Esta declaración fue entregada el pasado viernes en la clausura de las jornadas por , directora de la Cátedra Unesco de Ciudadanía, Pluralismo y Convivencia, a , director general de Política Social, de las Familias y de la Infancia del Ministerio de Sanidad y Política Social, que se encargó de clausurar este encuentro.

En el preámbulo de esta declaración, se señala que la pobreza y la exclusión social son una “injusticia social que afecta a la dignidad de las personas y conculca los derechos humanos de un modo inadmisible en una sociedad que dispone de recursos y riqueza suficiente”, por lo que concluye que deberían ser declaradas “ilegales”. Tras hacer un análisis de las desigualdades existentes en España dentro del contexto europeo, los integrantes del Foro Pro-Positivo apuestan por impulsar medidas de carácter educativo, de formación, laborales, servicios sociales o de vivienda. Entre ellas, figura la de garantizar unos ingresos adecuados para todos los ciudadanos y ciudadanas, que cifran en una renta equivalente a 600 euros, reformando el sistema de garantía de ingresos mínimos, desde el subsidio de desempleo, las pensiones no contributivas o las rentas mínimas.

Por otra parte, los firmantes de la Declaración de Pamplona reclaman a los agentes económicos y sociales una reforma laboral que no reduzca los derechos de los trabajadores y trabajadoras, orientada a superar la fuerte segmentación existente en el mercado de trabajo, a reducir la precariedad laboral y a mejorar la calidad del empleo de todas las personas trabajadoras, con especial urgencia en aquellos sectores históricamente discriminados en su régimen laboral.

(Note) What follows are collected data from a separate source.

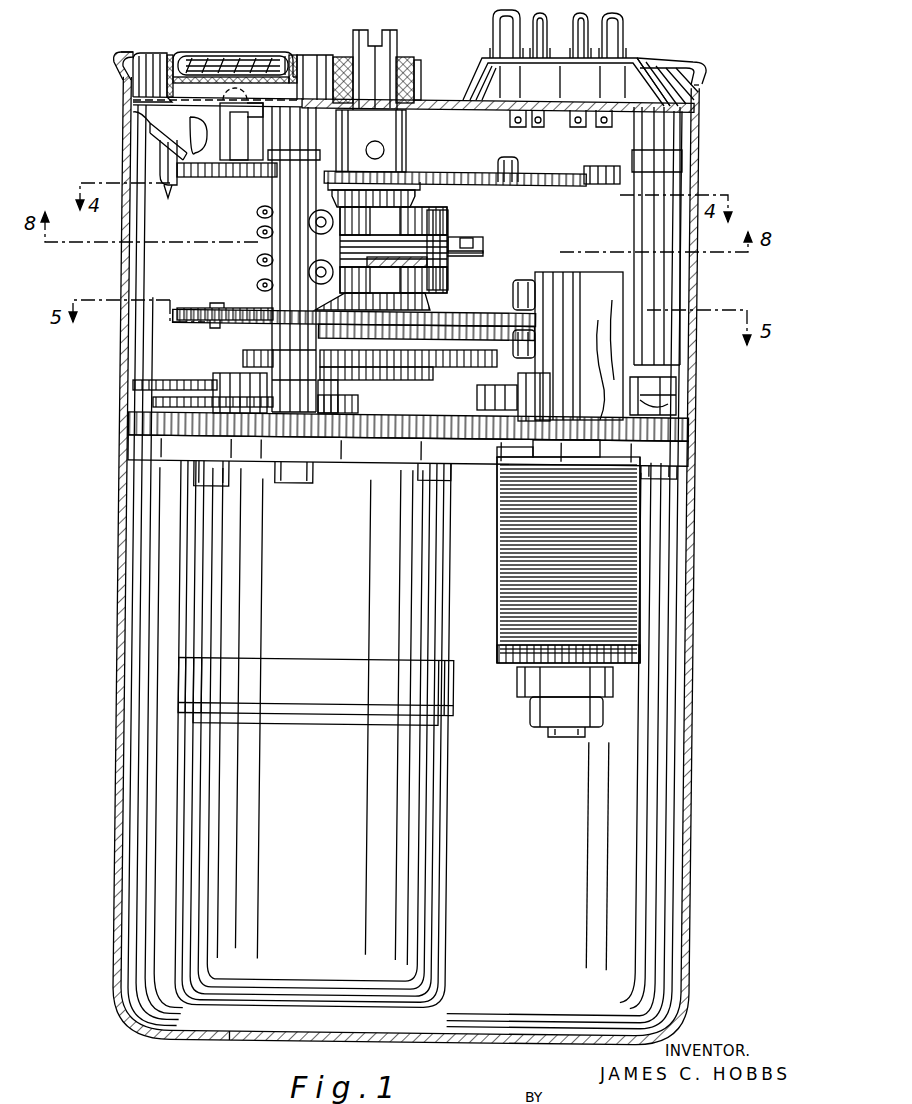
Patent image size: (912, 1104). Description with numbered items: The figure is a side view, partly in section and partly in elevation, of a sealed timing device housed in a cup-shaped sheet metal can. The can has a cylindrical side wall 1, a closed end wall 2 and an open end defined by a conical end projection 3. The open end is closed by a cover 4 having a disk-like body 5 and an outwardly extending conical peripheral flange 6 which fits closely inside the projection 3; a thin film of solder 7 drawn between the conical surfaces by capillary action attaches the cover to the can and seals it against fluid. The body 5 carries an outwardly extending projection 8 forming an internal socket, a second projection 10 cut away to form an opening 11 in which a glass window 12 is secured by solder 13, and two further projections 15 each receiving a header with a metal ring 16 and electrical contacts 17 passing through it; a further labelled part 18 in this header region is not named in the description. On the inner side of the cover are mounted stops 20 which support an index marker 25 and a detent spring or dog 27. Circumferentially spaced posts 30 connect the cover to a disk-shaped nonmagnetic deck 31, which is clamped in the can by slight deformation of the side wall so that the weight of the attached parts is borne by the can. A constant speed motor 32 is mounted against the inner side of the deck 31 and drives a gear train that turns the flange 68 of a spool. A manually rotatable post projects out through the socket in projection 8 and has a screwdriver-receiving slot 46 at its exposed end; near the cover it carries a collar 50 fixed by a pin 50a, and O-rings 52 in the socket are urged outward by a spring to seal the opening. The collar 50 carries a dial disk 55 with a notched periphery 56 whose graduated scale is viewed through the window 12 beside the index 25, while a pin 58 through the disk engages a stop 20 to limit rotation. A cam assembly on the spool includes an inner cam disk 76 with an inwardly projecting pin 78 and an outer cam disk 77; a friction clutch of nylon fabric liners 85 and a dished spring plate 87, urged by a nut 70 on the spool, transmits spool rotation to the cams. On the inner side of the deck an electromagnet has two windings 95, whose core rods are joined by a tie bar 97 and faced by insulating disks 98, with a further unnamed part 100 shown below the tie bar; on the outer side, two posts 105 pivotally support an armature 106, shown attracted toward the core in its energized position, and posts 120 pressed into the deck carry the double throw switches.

The cylindrical side wall 1 is at (118, 574).
The closed end wall 2 is at (238, 1044).
The conical end projection 3 is at (700, 96).
The cover 4 is at (176, 52).
The disk-like body 5 is at (440, 98).
The conical peripheral flange 6 is at (142, 50).
The film of solder 7 is at (125, 118).
The outwardly extending projection 8 is at (342, 57).
The outwardly extending projection 10 is at (292, 52).
The opening 11 is at (246, 57).
The glass window 12 is at (210, 55).
The solder 13 is at (312, 56).
The outwardly extending projections 15 is at (648, 78).
The metal ring 16 is at (628, 62).
The electrical contacts 17 is at (547, 42).
The terminal block 18 is at (480, 70).
The inwardly projecting stop 20 is at (238, 162).
The index marker 25 is at (175, 126).
The detent spring or dog 27 is at (168, 196).
The posts 30 is at (652, 230).
The deck 31 is at (396, 438).
The constant speed motor 32 is at (340, 596).
The screwdriver-receiving slot 46 is at (378, 32).
The collar 50 is at (404, 132).
The pin 50a is at (386, 152).
The O-rings 52 is at (417, 62).
The dial disk 55 is at (540, 172).
The notched periphery 56 is at (210, 178).
The pin 58 is at (506, 164).
The flange 68 is at (244, 356).
The nut 70 is at (420, 202).
The inner cam disk 76 is at (466, 322).
The outer cam disk 77 is at (483, 256).
The pin 78 is at (216, 306).
The fabric liners 85 is at (476, 242).
The dished plate 87 is at (452, 242).
The windings 95 is at (628, 640).
The tie bar 97 is at (532, 698).
The insulating disks 98 is at (520, 446).
The shaft end 100 is at (542, 712).
The posts 105 is at (540, 412).
The armature 106 is at (478, 398).
The posts 120 is at (620, 264).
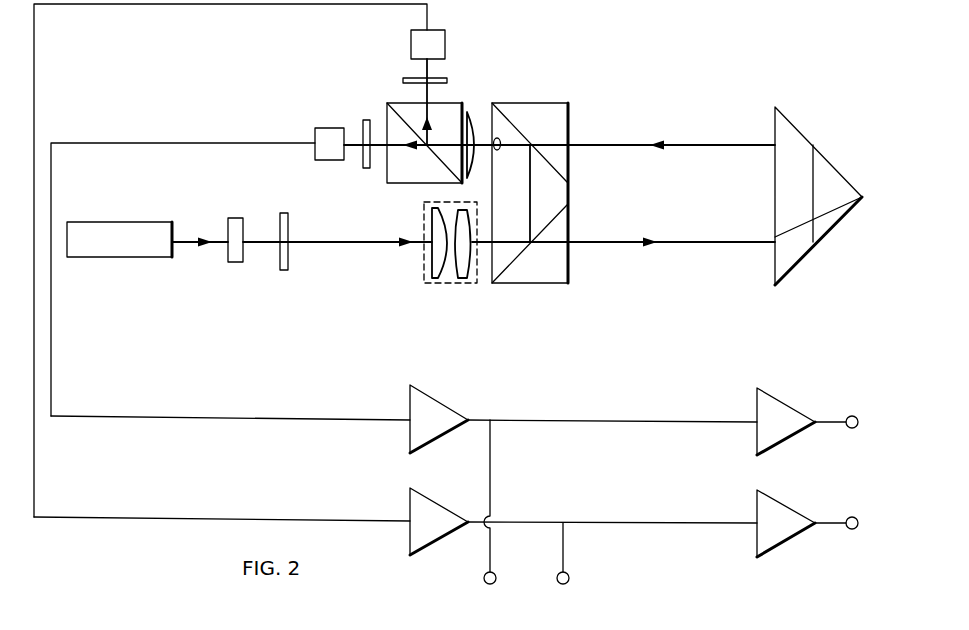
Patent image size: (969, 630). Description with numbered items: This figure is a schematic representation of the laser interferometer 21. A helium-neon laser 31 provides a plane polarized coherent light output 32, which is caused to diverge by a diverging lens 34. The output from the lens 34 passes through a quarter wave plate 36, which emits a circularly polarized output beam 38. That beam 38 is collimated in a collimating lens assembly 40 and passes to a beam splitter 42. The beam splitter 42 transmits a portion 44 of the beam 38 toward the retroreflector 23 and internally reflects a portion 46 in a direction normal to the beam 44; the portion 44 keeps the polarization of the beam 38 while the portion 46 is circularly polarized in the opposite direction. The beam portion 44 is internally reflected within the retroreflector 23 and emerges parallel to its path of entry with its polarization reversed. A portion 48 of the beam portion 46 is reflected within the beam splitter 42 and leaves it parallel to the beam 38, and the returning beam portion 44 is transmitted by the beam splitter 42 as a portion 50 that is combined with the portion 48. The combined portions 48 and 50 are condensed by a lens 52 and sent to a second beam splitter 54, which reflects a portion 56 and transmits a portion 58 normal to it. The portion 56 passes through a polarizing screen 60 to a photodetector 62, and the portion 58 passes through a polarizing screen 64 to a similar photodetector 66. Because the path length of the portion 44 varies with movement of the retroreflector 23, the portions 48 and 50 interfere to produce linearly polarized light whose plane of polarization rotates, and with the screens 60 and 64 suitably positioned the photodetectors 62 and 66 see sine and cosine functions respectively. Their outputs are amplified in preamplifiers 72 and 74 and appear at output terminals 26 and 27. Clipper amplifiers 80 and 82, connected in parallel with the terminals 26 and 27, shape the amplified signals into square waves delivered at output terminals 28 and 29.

The laser interferometer 21 is at (309, 302).
The retroreflector 23 is at (853, 213).
The output terminal 26 is at (494, 583).
The output terminal 27 is at (567, 583).
The output terminal 28 is at (862, 409).
The output terminal 29 is at (862, 512).
The helium-neon laser 31 is at (87, 257).
The plane polarized coherent light output 32 is at (185, 243).
The diverging lens 34 is at (235, 218).
The quarter wave plate 36 is at (288, 220).
The circularly polarized output beam 38 is at (365, 243).
The collimating lens assembly 40 is at (449, 287).
The beam splitter 42 is at (546, 209).
The beam portion 44 is at (688, 135).
The beam portion 46 is at (531, 226).
The beam portion 48 is at (496, 150).
The beam portion 50 is at (524, 148).
The lens 52 is at (469, 113).
The beam splitter 54 is at (440, 103).
The beam portion 56 is at (431, 134).
The beam portion 58 is at (419, 150).
The polarizing screen 60 is at (410, 78).
The photodetector 62 is at (433, 30).
The polarizing screen 64 is at (369, 124).
The photodetector 66 is at (335, 128).
The preamplifier 72 is at (438, 403).
The preamplifier 74 is at (438, 503).
The clipper amplifier 80 is at (789, 406).
The clipper amplifier 82 is at (781, 504).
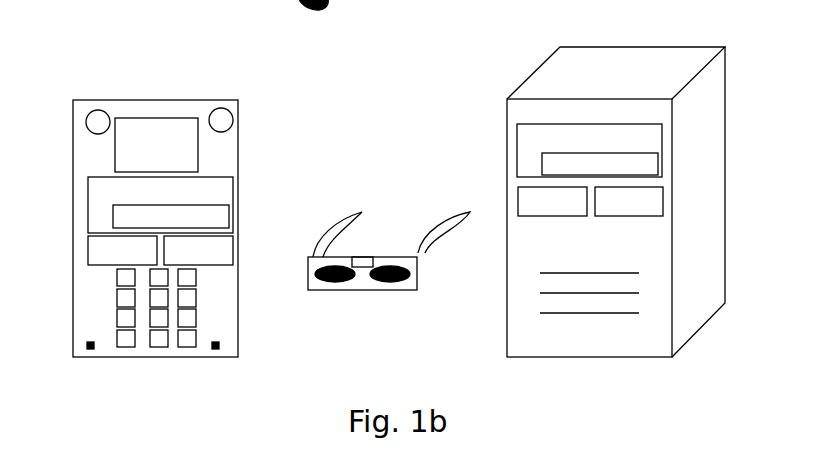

Los firmantes también consideran necesario reforzar el sistema educativo para fomentar el aprendizaje a lo largo de la vida, en especial para aquellas personas que han abandonado de forma temprana el sistema educativo, que tienen un bajo nivel de estudios o para aquellos colectivos más desfavorecidos. De igual forma, piden que se garanticen políticas activas de ocupación basadas en la formación profesional adaptada y accesible a las personas más vulnerables, con itinerarios personalizados y suficientemente prolongados para lograr cualificaciones útiles.

Reformar las políticas de vivienda

También se reclama una reforma de las políticas de vivienda para garantizar el derecho de todas las personas, especialmente a los grupos más desfavorecidos, y para evitar que personas desempleadas puedan perder su piso. Se considera esencial que las ayudas públicas (directas o fiscales) se orienten de manera prioritaria al fomento del alquiler y a la intervención en los barrios desfavorecidos de forma integrada con servicios sociales, educativos, de formación y de empleo.

Por último, la Declaración de Pamplona solicita que se potencie la capacidad de los servicios sociales para ofrecer apoyos y acompañamiento para el desarrollo personal y la integración en la comunidad, consolidándolos de esta forma como un pilar del Estado del Bienestar.